Take the previous definitions of x, y and z and suppose an Op which adds one to every byte of its input. If we give x as an input to that Op, it can either allocate a new buffer of the same size as x (that could be z) and set that new buffer’s bytes to the variable of the addition. That would be a normal, pureOp. Alternatively, it could add one to each byte in the buffer x, therefore changing it. That would be an inplace Op.

Aesara needs to be notified of this fact. The syntax is similar to that of Op.view_map:

myop.destroy_map = {0: [0]}

What this means is that the first output (position 0) operates inplace on the first input (position 0).

myop.destroy_map = {0: [0]} # first output operates inplace on first input
myop.destroy_map = {0: [1]} # first output operates inplace on second input
myop.destroy_map = {1: [0]} # second output operates inplace on first input

myop.destroy_map = {0: [0], # first output operates inplace on first input
                    1: [1]} # *AND* second output operates inplace on second input

myop.destroy_map = {0: [0], # first output operates inplace on first input
                    1: [0]} # *AND* second output *ALSO* operates inplace on first input

myop.destroy_map = {0: [0, 1]} # first output operates inplace on both the first and second input
# unlike for views, the previous line is legal and supported


DestroyHandler provides a hackish means of specifying that a variable cannot be “destroyed” by an in-place operation: var.tag.indestructible = True.

Destructive Operations#

While some operations will operate inplace on their inputs, some might simply destroy or corrupt them. For example, an Op could do temporary calculations right in its inputs. If that is the case, Aesara also needs to be notified. The way to notify Aesara is to assume that some output operated inplace on whatever inputs are changed or corrupted by the Op (even if the output does not technically reuse any of the input(s)’s memory). From there, go to the previous section.


Failure to correctly mark down views and inplace operations using Op.view_map and Op.destroy_map can lead to nasty bugs. In the absence of this information, Aesara might assume that it is safe to execute an inplace operation on some inputs before doing other calculations on the previous values of the inputs. For example, in the code: y = log(x); x2 = add_inplace(x, z) it is imperative to do the logarithm before the addition (because after the addition, the original x that we wanted to take the logarithm of is gone). If Aesara does not know that add_inplace changes the value of x it might invert the order and that will certainly lead to erroneous computations.
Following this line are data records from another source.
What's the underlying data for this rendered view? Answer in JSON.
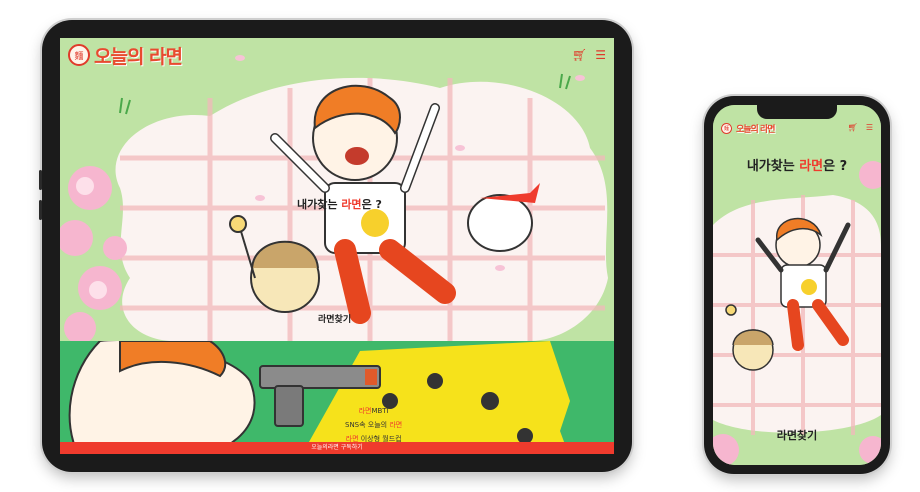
{
  "brand": {
    "logo_text": "오늘의 라면",
    "badge_glyph": "麵"
  },
  "header": {
    "cart_icon": "cart-icon",
    "menu_icon": "hamburger-menu-icon"
  },
  "hero": {
    "title_prefix": "내가찾는 ",
    "title_accent": "라면",
    "title_suffix": "은 ?",
    "find_label": "라면찾기"
  },
  "promo": {
    "line1_accent": "라면",
    "line1_rest": "MBTI",
    "line2_prefix": "SNS속 오늘의 ",
    "line2_accent": "라면",
    "line3_accent": "라면",
    "line3_rest": " 이상형 월드컵"
  },
  "footer": {
    "subscribe_label": "오늘의라면 구독하기"
  },
  "colors": {
    "accent": "#ef3b2d",
    "grass": "#bfe3a4",
    "promo_green": "#3fb86a",
    "promo_yellow": "#f6e21b"
  }
}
You can often identify an incorrect Op.view_map or Op.destroy_map by using debugmode.


Consider using DebugMode when developing a new Op that uses Op.view_map and/or Op.destroy_map.

Inplace Rewriting and DebugMode#

It is recommended that during the graph construction, all Ops are not inplace. Then a rewrite replaces them with inplace ones. Currently DebugMode checks all rewrites that were tried even if they got rejected. One reason an inplace rewrite can get rejected is when there is another Op that is already being applied inplace on the same input. Another reason to reject an inplace rewrite is if it would introduce a cycle into the graph.
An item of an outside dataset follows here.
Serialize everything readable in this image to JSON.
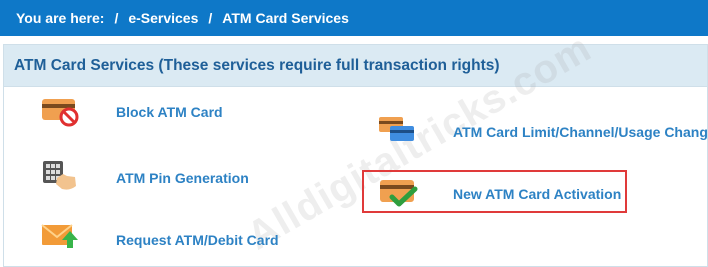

The problem with DebugMode is that it will trigger a useless error when checking a rejected inplace rewrite, since it will lead to wrong results. In order to be able to use DebugMode in more situations, your inplace rewrite can pre-check whether it will get rejected by using the aesara.graph.destroyhandler.fast_inplace_check() function, that will tell which Ops can be performed inplace. You may then skip the rewrite if it is incompatible with this check. Note, however, that this check does not cover all cases where a rewrite may be rejected (it will not detect cycles).